Corruption:
Death penalty is good

EVEN THOUGH man is said to be rational, he does not necessarily, or habitually, do what is right. He claims to be civilized or refined, yet, his violent actions define him as a savage. His perversion, therefore, needed to be checked. This is the origin of all laws - theological or secular. The aim is for peace to reign, so that man and his activities may thrive. But, the laws have not been able to totally blunt man's very sharp proclivities for evil and violence, except to a very little extent.
Nigeria is being buffeted on all fronts by vicious acts from criminal citizens. The result is the comatose position, and the odium, that we occupy in the political, economic, moral and social ranking of countries today. Nigeria stands out in corruption, scams, diseases, poverty, illiteracy, divisive politics, vanity through ostentatious displays of affluence, religious fanaticism and many more. Indeed, we have no standard in, or for, anything: anything goes; survival of the fittest.
No country can make progress in the smoke and dust of moral and social chaos. This is why, in some countries, laws do not sleep, just like the law enforcers and the dispensers of Justice. There are no sacred cows, or sweeping under the carpets issues detrimental to the common good, whoever the perpetrator(s). Nigeria reverses all this. Killers and rapists go scot-free. Armed robbers can bribe their way out of cells and justice. Kidnappers are brazen.
Again, with what effect? The country is crippled. It is only trying to limp. Juxtaposedly, China, formerly one of the world's most corrupt countries, has since become the second largest economy. This was possible by a devastating intolerance and punishment of the corrupt who have been convicted by the courts. For hoarding a few litres of petrol, a Chinese was executed. Two former Mayors were similarly executed for corruption few years ago.
Singapore, Malaysia, and other 'Asian Tigers' have a similar abhorrence for corruption. The United States of America, Great Britain, France, Italy and many Western powers also do not make a pet of the monster called corruption, because it destroys, not just individuals, but countries.
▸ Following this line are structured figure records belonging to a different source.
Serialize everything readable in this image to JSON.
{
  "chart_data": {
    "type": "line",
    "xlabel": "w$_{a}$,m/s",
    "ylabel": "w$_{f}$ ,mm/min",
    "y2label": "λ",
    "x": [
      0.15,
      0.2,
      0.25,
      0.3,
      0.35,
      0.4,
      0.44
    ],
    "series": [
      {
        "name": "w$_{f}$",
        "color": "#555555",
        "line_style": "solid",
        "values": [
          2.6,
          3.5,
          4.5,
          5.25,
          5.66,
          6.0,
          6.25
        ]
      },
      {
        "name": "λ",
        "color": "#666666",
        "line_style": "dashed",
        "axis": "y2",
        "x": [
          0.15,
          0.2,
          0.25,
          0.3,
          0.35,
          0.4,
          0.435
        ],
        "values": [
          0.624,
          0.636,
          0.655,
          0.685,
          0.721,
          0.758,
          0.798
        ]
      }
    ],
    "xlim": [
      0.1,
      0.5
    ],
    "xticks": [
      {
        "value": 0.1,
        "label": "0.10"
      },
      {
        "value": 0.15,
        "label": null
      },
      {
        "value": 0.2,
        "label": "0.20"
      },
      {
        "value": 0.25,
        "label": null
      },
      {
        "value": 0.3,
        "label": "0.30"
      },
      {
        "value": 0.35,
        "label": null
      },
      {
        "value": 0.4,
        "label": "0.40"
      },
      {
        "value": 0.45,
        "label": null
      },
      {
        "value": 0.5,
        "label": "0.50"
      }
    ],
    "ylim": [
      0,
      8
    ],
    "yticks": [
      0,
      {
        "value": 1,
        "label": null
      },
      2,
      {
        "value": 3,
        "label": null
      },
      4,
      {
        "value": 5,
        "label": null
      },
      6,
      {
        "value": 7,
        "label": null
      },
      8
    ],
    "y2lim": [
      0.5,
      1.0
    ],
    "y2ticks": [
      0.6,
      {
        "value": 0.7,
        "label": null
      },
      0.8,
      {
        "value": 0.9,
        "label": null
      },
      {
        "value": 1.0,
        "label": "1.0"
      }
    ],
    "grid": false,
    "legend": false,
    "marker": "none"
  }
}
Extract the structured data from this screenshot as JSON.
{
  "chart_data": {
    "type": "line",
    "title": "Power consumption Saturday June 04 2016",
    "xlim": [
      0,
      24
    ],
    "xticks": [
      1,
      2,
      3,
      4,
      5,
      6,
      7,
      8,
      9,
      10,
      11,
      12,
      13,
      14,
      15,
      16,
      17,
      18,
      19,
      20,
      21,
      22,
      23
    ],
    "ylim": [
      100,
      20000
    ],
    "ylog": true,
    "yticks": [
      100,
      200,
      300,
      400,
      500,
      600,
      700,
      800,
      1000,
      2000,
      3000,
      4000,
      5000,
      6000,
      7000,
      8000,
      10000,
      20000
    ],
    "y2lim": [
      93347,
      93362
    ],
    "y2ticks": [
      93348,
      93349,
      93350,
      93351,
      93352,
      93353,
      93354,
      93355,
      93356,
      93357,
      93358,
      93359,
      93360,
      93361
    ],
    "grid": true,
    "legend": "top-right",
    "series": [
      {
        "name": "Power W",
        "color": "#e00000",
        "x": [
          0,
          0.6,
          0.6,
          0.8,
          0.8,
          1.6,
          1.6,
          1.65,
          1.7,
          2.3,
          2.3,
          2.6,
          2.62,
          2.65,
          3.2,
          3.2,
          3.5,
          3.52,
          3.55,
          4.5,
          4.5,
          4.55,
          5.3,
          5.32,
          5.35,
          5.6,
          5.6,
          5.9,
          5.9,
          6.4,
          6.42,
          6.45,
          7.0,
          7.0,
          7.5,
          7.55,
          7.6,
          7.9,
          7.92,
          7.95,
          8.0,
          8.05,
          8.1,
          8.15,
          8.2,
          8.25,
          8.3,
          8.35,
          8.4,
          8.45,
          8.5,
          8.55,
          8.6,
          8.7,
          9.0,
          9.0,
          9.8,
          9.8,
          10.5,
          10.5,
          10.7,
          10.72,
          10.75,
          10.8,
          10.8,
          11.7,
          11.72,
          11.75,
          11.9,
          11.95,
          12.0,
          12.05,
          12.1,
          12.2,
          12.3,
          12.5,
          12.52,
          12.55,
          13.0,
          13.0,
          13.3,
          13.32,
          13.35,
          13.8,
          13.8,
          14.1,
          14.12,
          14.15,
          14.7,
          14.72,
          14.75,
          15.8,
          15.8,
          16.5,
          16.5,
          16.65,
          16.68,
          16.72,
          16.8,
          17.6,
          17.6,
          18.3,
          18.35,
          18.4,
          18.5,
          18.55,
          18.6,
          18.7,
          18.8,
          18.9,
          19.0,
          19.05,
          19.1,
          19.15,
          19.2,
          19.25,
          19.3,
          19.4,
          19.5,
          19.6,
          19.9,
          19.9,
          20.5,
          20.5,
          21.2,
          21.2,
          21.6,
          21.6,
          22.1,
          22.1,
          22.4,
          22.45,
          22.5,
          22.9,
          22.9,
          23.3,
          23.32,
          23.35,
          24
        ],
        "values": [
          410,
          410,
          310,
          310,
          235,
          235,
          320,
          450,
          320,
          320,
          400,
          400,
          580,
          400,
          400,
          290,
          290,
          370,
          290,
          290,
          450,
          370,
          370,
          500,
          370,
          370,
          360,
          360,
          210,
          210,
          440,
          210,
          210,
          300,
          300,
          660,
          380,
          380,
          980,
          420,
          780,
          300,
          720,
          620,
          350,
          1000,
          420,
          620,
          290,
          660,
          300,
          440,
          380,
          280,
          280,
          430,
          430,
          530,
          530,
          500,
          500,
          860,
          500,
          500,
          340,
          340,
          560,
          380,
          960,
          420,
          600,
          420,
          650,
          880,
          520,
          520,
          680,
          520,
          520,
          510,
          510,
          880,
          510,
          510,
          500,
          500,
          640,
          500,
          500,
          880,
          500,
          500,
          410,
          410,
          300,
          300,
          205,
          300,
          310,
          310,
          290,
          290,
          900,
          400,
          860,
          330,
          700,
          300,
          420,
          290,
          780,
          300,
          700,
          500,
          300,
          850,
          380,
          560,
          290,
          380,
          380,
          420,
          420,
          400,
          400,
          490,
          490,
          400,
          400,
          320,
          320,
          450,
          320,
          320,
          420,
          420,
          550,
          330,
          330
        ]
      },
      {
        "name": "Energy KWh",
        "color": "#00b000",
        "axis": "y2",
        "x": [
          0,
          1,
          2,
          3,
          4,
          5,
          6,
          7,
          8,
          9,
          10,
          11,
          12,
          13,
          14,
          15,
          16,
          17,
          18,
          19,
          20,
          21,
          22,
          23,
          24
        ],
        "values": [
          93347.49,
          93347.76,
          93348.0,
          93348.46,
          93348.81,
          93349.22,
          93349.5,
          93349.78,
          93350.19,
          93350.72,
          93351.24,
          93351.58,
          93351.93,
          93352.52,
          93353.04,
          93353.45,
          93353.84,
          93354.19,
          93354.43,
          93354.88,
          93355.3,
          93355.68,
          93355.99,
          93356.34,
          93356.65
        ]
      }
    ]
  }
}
Nigeria, like other countries, has laws and law enforcers and the judiciary. But corruption is the Nigerian's identity card - home and abroad.
Nigerians do not dissociate themselves from corrupt people who are wealthy. On the contrary, they sponsor advertorials in newspapers proclaiming their heroes' victimisation through what they call "selective justice", without trying to establish the innocence of the suspect who is being fairly tried in a competent court of law. But, can we go on like this?
This is why, as we have continued to campaign on this editorial page, despite the contrary views of some human rights groups, we again call for the death penalty for those convicted of corruption. We want Section 308 ("immunity clause") of the Constitution abrogated.
The death penalty was meted out to convicted armed robbers and drug peddlers in the 1970s, and 80s by the military governments and the country was saner. It should be re-enacted. If the Republic of Ghana, under John Jerry Rawlings, did not execute, by firing squad, convicted corrupt suspects, including three former heads of state, in one day, then we doubt, very much, that that country and its citizens would enjoy the halcyon days that now define their existence, and pride of place in the world.